Winter Shirt Dress

I taught a class a few weekends ago to the girls in my Relief Society on how to make my t-shirt dresses.  I created a handout with step-by-step instructions, and showed them how to cut out and attach each of the pieces.  I created this dress in the class, and figured that I would share it with you all as well. 

Since we are now in full fledged winter mode, I decided to use a long-sleeve black top,  and paired with with some gray linen I picked up at the LA fabric district.



I added some ties to get a more fitted look around the waist.


I know I've posted some tutorials for these dresses before, but I think this one is a little more comprehensive.

If you don't know how to sew, or know the basics but are interested in learning more, Merrick and I have created The Modern Girl's Guide to Sewing, online sewing courses that teach you everything you need to know about clothing construction. You can take our Beginner Course or our Intermediate Course, and learn how to follow tutorials like this one! Make sure to check out moderngirlsewing.com!
 
 Get the tutorial below....







Materials needed:
- shirt
- about 1 1/2 yards of fabric
- coordinating thread (elastic thread / wooly thread optional)

* I taught 2 different classes, so I had enough material to make 2 different dresses.  I didn't have time to make the second one in class, so I made it at home, and took pictures along the way.  I used a stretchy knit for the skirt portion. 

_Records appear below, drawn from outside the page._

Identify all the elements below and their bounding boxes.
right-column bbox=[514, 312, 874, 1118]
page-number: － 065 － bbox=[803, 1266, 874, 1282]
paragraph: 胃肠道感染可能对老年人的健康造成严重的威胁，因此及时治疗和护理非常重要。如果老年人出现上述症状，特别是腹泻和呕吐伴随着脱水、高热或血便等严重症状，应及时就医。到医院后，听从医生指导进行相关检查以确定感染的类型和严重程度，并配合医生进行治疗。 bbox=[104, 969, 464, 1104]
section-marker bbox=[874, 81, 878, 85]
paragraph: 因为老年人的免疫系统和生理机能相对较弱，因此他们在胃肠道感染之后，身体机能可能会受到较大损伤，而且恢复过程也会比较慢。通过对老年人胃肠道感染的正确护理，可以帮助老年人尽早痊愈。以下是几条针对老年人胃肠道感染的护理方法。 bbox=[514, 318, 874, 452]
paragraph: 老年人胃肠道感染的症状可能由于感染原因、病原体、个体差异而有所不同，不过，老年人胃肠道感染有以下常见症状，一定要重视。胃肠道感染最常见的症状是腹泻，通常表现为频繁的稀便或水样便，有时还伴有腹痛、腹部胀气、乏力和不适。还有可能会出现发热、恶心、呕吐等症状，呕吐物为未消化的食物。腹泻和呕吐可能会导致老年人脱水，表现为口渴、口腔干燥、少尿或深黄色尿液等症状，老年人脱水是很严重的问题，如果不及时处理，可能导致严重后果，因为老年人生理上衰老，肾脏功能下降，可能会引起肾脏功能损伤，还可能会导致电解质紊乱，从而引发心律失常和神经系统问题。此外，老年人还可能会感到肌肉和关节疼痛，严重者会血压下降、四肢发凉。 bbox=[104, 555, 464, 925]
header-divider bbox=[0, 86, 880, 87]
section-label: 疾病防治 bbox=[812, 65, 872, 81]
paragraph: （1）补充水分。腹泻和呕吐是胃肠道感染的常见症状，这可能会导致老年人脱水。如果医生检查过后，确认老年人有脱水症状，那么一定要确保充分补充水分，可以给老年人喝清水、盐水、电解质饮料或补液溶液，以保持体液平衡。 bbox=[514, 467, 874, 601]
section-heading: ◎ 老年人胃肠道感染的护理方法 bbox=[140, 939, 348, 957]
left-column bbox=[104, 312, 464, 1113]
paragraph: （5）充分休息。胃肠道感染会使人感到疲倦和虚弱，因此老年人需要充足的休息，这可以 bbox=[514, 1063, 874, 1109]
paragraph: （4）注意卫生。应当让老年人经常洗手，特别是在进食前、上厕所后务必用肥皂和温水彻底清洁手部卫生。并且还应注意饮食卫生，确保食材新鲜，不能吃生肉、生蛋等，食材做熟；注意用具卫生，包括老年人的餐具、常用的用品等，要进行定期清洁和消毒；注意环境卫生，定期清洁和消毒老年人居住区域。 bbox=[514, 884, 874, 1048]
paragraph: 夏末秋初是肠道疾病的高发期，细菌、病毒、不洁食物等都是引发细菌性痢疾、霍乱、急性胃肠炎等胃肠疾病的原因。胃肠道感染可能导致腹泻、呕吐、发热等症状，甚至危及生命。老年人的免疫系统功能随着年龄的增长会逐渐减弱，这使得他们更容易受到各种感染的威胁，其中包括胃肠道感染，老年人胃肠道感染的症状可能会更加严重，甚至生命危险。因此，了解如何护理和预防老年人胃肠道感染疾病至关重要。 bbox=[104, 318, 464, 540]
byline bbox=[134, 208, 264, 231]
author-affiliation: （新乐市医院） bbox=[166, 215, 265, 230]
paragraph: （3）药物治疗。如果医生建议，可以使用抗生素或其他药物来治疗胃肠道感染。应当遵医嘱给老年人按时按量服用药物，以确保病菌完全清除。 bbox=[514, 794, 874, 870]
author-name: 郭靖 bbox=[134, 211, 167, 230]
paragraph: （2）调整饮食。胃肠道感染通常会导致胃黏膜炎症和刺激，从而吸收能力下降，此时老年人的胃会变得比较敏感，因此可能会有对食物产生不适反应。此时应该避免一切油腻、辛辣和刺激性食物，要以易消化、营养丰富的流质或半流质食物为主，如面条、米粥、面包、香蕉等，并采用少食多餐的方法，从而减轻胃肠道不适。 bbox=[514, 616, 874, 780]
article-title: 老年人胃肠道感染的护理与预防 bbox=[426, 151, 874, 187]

Adri also taught a fabulous class on re purposing shirts.  She never ceases to amaze me at how talented she is with a sewing machine.  She introduced me to this life changing thread:

It's called wooly nylon thread, and you use it just like you would elastic thread (use it only in the bobbin).  Its not quite as stretchy as elastic thread, but it lays flat, for a great finished look.  It is used on pretty much all stretchy tops.  The best part is it comes on a huge spool and will last forever. 
(but now I am addicted to it.... so it might go faster than I think)

Step 1:
Try on shirt and mark where you would like the top of the waistband to hit.  Measure 1/2” down from
that mark and cut across shirt.  The added 1/2” will be for your seam allowance.


Step 2:
Measure across the width of the shirt to get the measurement for your waistband.  Add on 1” to this
measurement to allow for 1/2” seam allowance per side, and cut out 2 strips of fabric that are the
amount you calculated long, and 3” wide.  Surge or zigzag stitch around all of the edges of both waistbands to keep from fraying.

*The finished waistband will be 2” wide.  You can adjust this however you would like.


Step 3:
Now it is time to measure for the skirt portion of the dress.  Double the width of your waistband to get
the width of the skirt.  The wider the width of the skirt, the fuller it will be.  So feel free to make it 2 1/2 times the width of the shirt if you would like a fuller skirt.  Have the length of the skirt hit at least 5” below your knee (make sure you hold up the fabric where you want the top of the skirt to hit).  This will give you plenty of fabric to work with when creating the hem of your skirt at the end.  Cut 2 of these pieces (one for the front, one for the back).  Surge or zigzag stitch along the top and sides of these 2 pieces to keep from fraying.

Step 4:
Take your 2 skirt pieces and place them right sides together.  Sew up the side seams with a 1/2” seam
allowance.  Set aside.



Step 5:
Place your 2 waistband pieces right sides together and sew up the side seams with a 1/2” seam allowance.  


Step 6:
Sew 2 rows of basting stitches along the top of your skirt.  Sew the first row 1/4” away from the edge,
and the second row 1” away from the edge.  Now, pull on one side of the thread to gather your fabric.  Gather it so that it becomes smaller than the width of your waistband.  With right sides together, place the top of the skirt on the bottom of the waistband so that the raw edges meet.  Match up the side seams and pin.  Now gently loosen the gathered skirt so that it becomes the same size as the circumference of your waistband and pin in place.  Make sure that the gathers look even.



Step 7:
Sew the waistband and the skirt together with a 1/2” seam allowance, in the middle of your two basting stitches.  Pay close attention as you sew so that the gathers are staying in place and that the sewing machine doesn’t flatten them out.  



Step 8:
With the skirt portion of your dress still inside out, slip your shirt (facing right side out) down into the
waist of the skirt.  Match up the side seams of the shirt with the side seams of the waistband and pin in
place.


Step 9:
Sew around the waistband with a 1/2” seam allowance.  Flip the skirt right side out.

Step 10:
Almost done!  Now try on your skirt and mark where you want the bottom of the skirt to hit.  Add on 1”
to where you marked for your hem, and cut.  To hem, surge or zigzag stitch along the bottom of the
skirt, iron 1” under, and sew 1” from the bottom.  If you don't have a surger, you can also iron the
bottom under 1/4”, then under again 3/8” and sew in place.